Do we need to update documentation around this? Or make sure users apply this library version to a specific version of Mixpanel's API?
I will test with python3 before merging (it is working with 2.7).
Mixpanel has not changed it's version number on it's API, but they did update the docs to include this recommendation to fetch the entire response as long ago as September of 2015 (according to the way back machine). This PR is currently required for this functionality to work for any seemingly large data exports. As currently implemented in master without this PR, this lib's bulk export does not play well with mixpanel's production API.

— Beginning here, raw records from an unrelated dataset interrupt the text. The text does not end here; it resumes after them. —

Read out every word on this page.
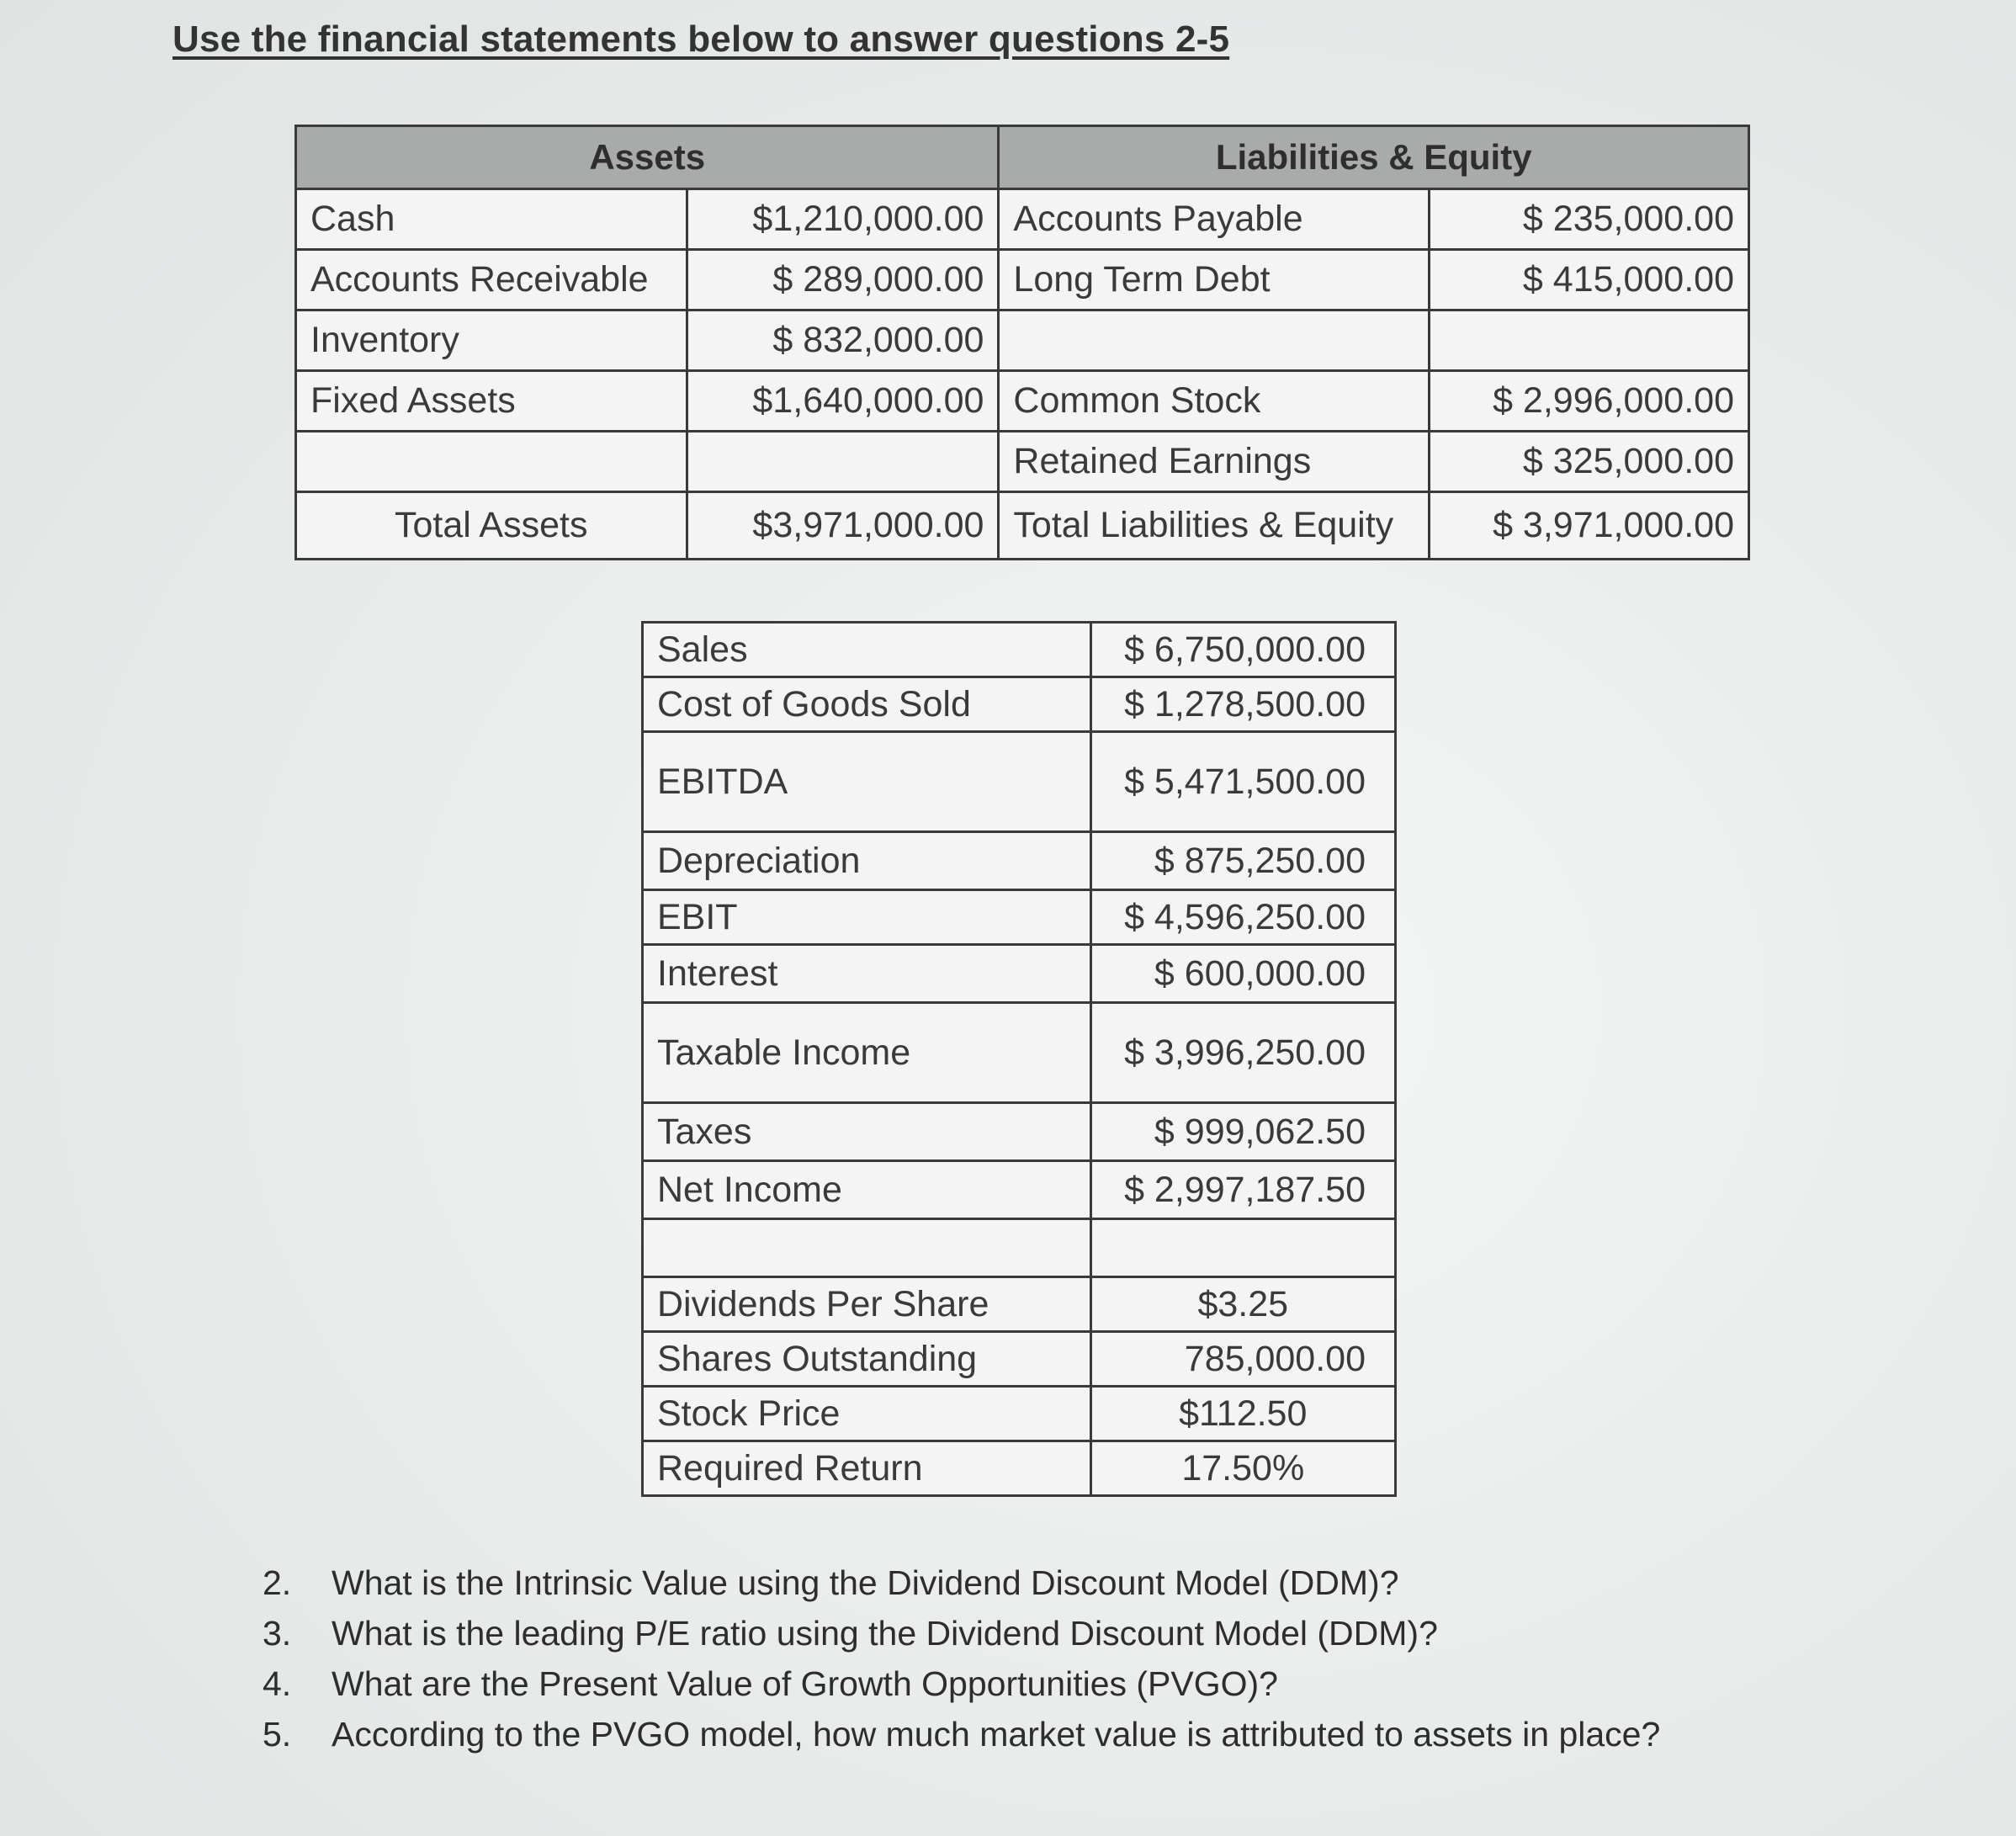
Use the financial statements below to answer questions 2-5
Assets		Liabilities & Equity	
Cash	$1,210,000.00	Accounts Payable	$ 235,000.00
Accounts Receivable	$ 289,000.00	Long Term Debt	$ 415,000.00
Inventory	$ 832,000.00		
Fixed Assets	$1,640,000.00	Common Stock	$ 2,996,000.00
		Retained Earnings	$ 325,000.00
Total Assets	$3,971,000.00	Total Liabilities & Equity	$ 3,971,000.00
Sales	$ 6,750,000.00
Cost of Goods Sold	$ 1,278,500.00
EBITDA	$ 5,471,500.00
Depreciation	$ 875,250.00
EBIT	$ 4,596,250.00
Interest	$ 600,000.00
Taxable Income	$ 3,996,250.00
Taxes	$ 999,062.50
Net Income	$ 2,997,187.50

Dividends Per Share	$3.25
Shares Outstanding	785,000.00
Stock Price	$112.50
Required Return	17.50%
2.	What is the Intrinsic Value using the Dividend Discount Model (DDM)?
3.	What is the leading P/E ratio using the Dividend Discount Model (DDM)?
4.	What are the Present Value of Growth Opportunities (PVGO)?
5.	According to the PVGO model, how much market value is attributed to assets in place?
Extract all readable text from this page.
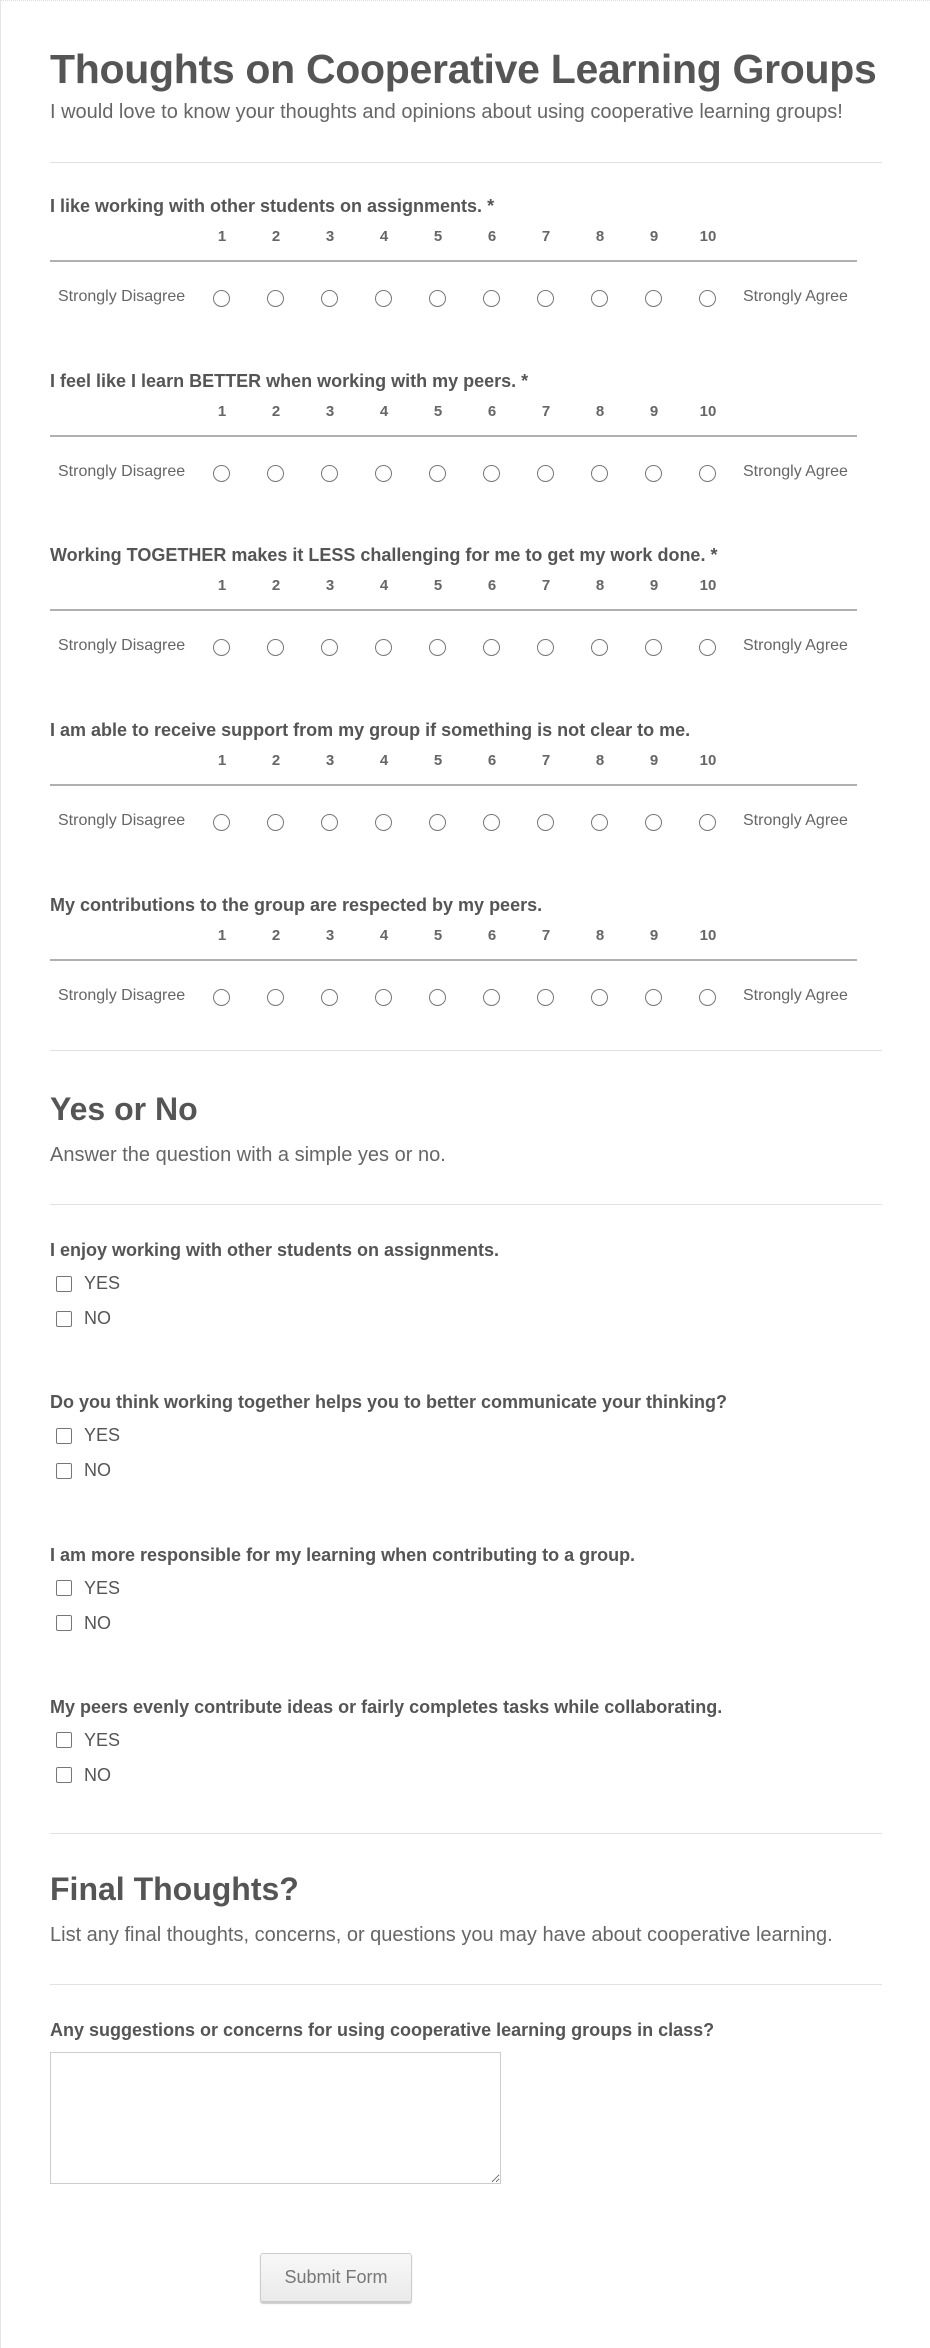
Thoughts on Cooperative Learning Groups
I would love to know your thoughts and opinions about using cooperative learning groups!
I like working with other students on assignments. *
1	2	3	4	5	6	7	8	9	10
Strongly Disagree	Strongly Agree
I feel like I learn BETTER when working with my peers. *
1	2	3	4	5	6	7	8	9	10
Strongly Disagree	Strongly Agree
Working TOGETHER makes it LESS challenging for me to get my work done. *
1	2	3	4	5	6	7	8	9	10
Strongly Disagree	Strongly Agree
I am able to receive support from my group if something is not clear to me.
1	2	3	4	5	6	7	8	9	10
Strongly Disagree	Strongly Agree
My contributions to the group are respected by my peers.
1	2	3	4	5	6	7	8	9	10
Strongly Disagree	Strongly Agree
Yes or No
Answer the question with a simple yes or no.
I enjoy working with other students on assignments.
YES
NO
Do you think working together helps you to better communicate your thinking?
YES
NO
I am more responsible for my learning when contributing to a group.
YES
NO
My peers evenly contribute ideas or fairly completes tasks while collaborating.
YES
NO
Final Thoughts?
List any final thoughts, concerns, or questions you may have about cooperative learning.
Any suggestions or concerns for using cooperative learning groups in class?
Submit Form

No doc changes on our part should be necessary.
works with python 3.5.1
why
It seems that mixpanel's raw export behavior changed, and we need to be more rigorous when fetching raw events. Mixpanel's raw event file format is a json document per line. It used to be the case that you could reach out to mixpanel and they would send data across the wire json document by json document. This allowed us to lazily interpret each chunk as we were pulling data down as a document. Unfortunately, mixpanel has changed it's behavior recently and now chunks documents independent of json document boundaries across the wire. Their recommendation is to pull the entire response before attempting to interpret the data: https://mixpanel.com/docs/api-documentation/exporting-raw-data-you-inserted-into-mixpanel
what
This PR modifies the get_export endpoint so that rather than attempting to load each of the response chunks as a json document, it pulls the entire response content down, splits on the new line, and interprets those lines as json one at a time.